Pour élever ses poules, Yannick Vallée s’est installé à Saint-Calixte, dans Lanaudière, après avoir terminé ses études en génie, à Montréal. D’une production de subsistance en 2016, il a commencé à vendre des poussins aux particuliers en 2019. Il élève présentement 215 poules et ses clients font jusqu’à deux heures de route pour venir chercher leurs poussins. L’éleveur tire toutefois le plus gros de ses revenus de la vente d’œufs aux particuliers, mais également à des épiceries fines et à des restaurants. 

Il est, à l’heure actuelle, le seul éleveur commercial, ce qu’il déplore. « Il y avait Amélie Brien, qui vendait des poulets aux restaurants, mais elle a fermé », rapporte-t-il. L’éleveuse, qui a bénéficié d’un droit spécial de production, a effectivement fermé boutique, en 2018, pour cause d’infection parmi ses volailles. 

Pour ce qui est d’assurer le redéploiement des productions commerciales, les défis sont nombreux, selon Yannick Vallée. Si certains ajustements seront à faire, des pistes émergent.

Car la demande est là. En matière d’œufs, Yannick Vallée peut en témoigner : « Je ne suffis pas à la demande, explique-t-il. Je livre par exemple 60 douzaines d’œufs à l’épicerie fine Agneaux de Laval et tout part en 48 heures. » 

Comme producteur, il arrive cependant tout juste à faire ses frais. « Je voulais que ce soit un hobby qui ne me coûte rien. J’y parviendrai cette année », rapporte-t-il. Il vise à doubler sa production l’an prochain, en élevant 500 poules et en vendant 7 500 douzaines d’œufs.

En plus de s’occuper de la production et de la vente, celui qui travaille de jour comme ingénieur informatique a pris soin de produire des vidéos didactiques pour transmettre les rudiments de l’élevage des Chantecler. « Je voulais contribuer, à ma façon, à la préservation de la race », dit-il. 

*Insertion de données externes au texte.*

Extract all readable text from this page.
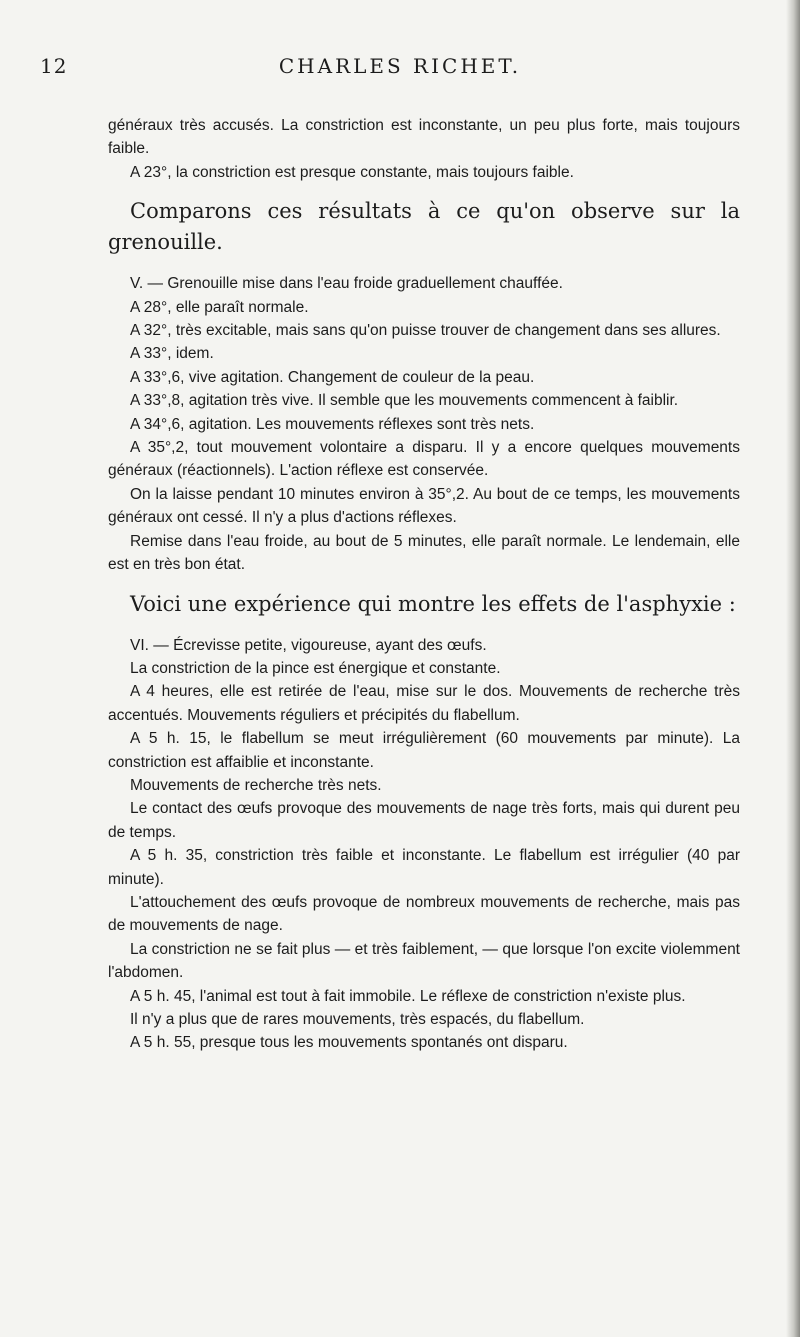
12	CHARLES RICHET.

généraux très accusés. La constriction est inconstante, un peu plus forte, mais toujours faible.

A 23°, la constriction est presque constante, mais toujours faible.

Comparons ces résultats à ce qu'on observe sur la grenouille.

V. — Grenouille mise dans l'eau froide graduellement chauffée.

A 28°, elle paraît normale.

A 32°, très excitable, mais sans qu'on puisse trouver de changement dans ses allures.

A 33°, idem.

A 33°,6, vive agitation. Changement de couleur de la peau.

A 33°,8, agitation très vive. Il semble que les mouvements commencent à faiblir.

A 34°,6, agitation. Les mouvements réflexes sont très nets.

A 35°,2, tout mouvement volontaire a disparu. Il y a encore quelques mouvements généraux (réactionnels). L'action réflexe est conservée.

On la laisse pendant 10 minutes environ à 35°,2. Au bout de ce temps, les mouvements généraux ont cessé. Il n'y a plus d'actions réflexes.

Remise dans l'eau froide, au bout de 5 minutes, elle paraît normale. Le lendemain, elle est en très bon état.

Voici une expérience qui montre les effets de l'asphyxie :

VI. — Écrevisse petite, vigoureuse, ayant des œufs.

La constriction de la pince est énergique et constante.

A 4 heures, elle est retirée de l'eau, mise sur le dos. Mouvements de recherche très accentués. Mouvements réguliers et précipités du flabellum.

A 5 h. 15, le flabellum se meut irrégulièrement (60 mouvements par minute). La constriction est affaiblie et inconstante.

Mouvements de recherche très nets.

Le contact des œufs provoque des mouvements de nage très forts, mais qui durent peu de temps.

A 5 h. 35, constriction très faible et inconstante. Le flabellum est irrégulier (40 par minute).

L'attouchement des œufs provoque de nombreux mouvements de recherche, mais pas de mouvements de nage.

La constriction ne se fait plus — et très faiblement, — que lorsque l'on excite violemment l'abdomen.

A 5 h. 45, l'animal est tout à fait immobile. Le réflexe de constriction n'existe plus.

Il n'y a plus que de rares mouvements, très espacés, du flabellum.

A 5 h. 55, presque tous les mouvements spontanés ont disparu.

Poule Chantecler de l’abbaye de Notre-Dame-du-Lac, en 1926.

Le saviez-vous ?!

• La poule Chantecler a été développée par croisement grâce aux bons soins du révérend frère Wilfrid, de la Trappe d’Oka. De 1908 à 2016, il croisa notamment des Leghorn blanches, des Cornish foncées et des Wyandotte blanches pour obtenir, après une vingtaine de générations, la fameuse poule Chantecler dont il rêvait. Le Frère Wilfrid a écrit de nombreux ouvrages sur le sujet, dont l’ouvrage de vulgarisation Pour avoir
de bonnes pondeuses
.

• Une association d’éleveurs a été mise sur pied en 2018, afin d’adopter des règlements d’élevage.

• Pesant entre 2,5 et 3,9 kilos, elle est dotée d’une viande goûteuse. Comme c’est une race rustique, sa chair est plus ferme que le poulet industriel. En gastronomie, on l’apparente aux poules d’appellations françaises comme la poule de Bresse. Il faut donc la cuire lentement ou à l’étouffée pour que sa chair soit tendre.

• La volaille Chantecler a notamment été servie au restaurant de l’hôtel Reine Élizabeth, à Montréal.

• Au milieu du 20e siècle, la spécialisation de l’industrie dans l’élevage – soit pour la ponte, soit pour la chair – a eu vite fait de remplacer cette race, qui ne représentait pas la spécification de haute performance de l’un ou de l’autre, mais la capacité moyenne des deux secteurs.

• La poule Chantecler, comme le bovin Canadien et le cheval Canadien, est reconnue par l’Assemblée nationale depuis 1999 par la Loi sur les races du patrimoine agricole du Québec comme l’une des trois races patrimoniales de la province.